We'd been living together for over a week now, without an ounce of progress. There hadn't really been much interaction in order to make progress either, but it's not like it's my fault, he was the one that simply refused any and all of my advances. It's not that I wanted to give up, but I was running out of options and running low on patience here. It was just so frustrating, reaching out time and time again only to have your hand slapped away. I promised myself to be patient and determined, that I wouldn't give in until I got my way and I could at least consider him a friend, but I wasn't sure how much of this I could take. It just made me feel so worthless, to the point I was left up late at night wondering what I was doing wrong. He was the one in the wrong, not me, but the lines of that reality were becoming more and more blurred with each negative reaction I got from him when I was hoping for and expecting a positive one. It was draining me, he was draining me, and I just didn't know how much of me was left to drain.

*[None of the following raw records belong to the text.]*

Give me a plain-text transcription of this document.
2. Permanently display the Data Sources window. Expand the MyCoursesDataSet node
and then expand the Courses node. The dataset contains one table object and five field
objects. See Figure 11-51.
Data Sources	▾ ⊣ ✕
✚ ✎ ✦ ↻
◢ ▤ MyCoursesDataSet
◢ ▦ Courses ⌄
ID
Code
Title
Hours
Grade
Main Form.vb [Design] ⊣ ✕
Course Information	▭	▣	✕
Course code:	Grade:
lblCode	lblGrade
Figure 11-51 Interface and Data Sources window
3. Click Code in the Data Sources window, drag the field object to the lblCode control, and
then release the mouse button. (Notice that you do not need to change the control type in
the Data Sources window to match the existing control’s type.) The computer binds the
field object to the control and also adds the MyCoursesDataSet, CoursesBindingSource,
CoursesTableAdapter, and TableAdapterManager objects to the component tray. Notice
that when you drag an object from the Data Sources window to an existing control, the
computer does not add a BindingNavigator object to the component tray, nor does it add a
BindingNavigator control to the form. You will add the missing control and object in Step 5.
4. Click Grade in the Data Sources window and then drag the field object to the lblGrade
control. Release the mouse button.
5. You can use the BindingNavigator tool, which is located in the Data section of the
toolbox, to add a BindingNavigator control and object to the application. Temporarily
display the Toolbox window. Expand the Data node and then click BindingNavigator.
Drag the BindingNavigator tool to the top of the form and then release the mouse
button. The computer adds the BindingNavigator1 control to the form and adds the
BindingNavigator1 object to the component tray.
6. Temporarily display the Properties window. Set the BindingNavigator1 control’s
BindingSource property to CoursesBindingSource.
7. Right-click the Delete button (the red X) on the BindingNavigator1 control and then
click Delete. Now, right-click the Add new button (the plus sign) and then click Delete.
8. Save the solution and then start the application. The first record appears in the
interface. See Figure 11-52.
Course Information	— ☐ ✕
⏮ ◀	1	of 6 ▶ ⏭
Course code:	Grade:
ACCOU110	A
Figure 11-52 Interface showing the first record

But what options did that really leave me with? I could move out, but that'd mean living with my parents until I found a new place, considering I'd feel horrible looking for another roommate with my current one just in the other room. I could stay and just give up, but I really wasn't so sure if I could do that at all. I was a sociable person, the main reason I'd looked into a roommate was for the company and the feeling of not being completely alone, not so much for financial reasons. Walking around the apartment uneasy, tense, and unsure all of the time, forever, that hardly sounded appealing. Then that left what I'd been choosing for days now; to keep on pushing through and insisting to myself that I was simply overreacting, that I could do this if I put my mind to it and refused to give up. It had always worked in the past, I had every right to assume it would this time too. Except for the fact that possibly you can only win so many times before inevitably life presents you with a loss, but I'd already made up my mind again to keep on trying, so those negative thoughts were hardly welcome in my mind right now.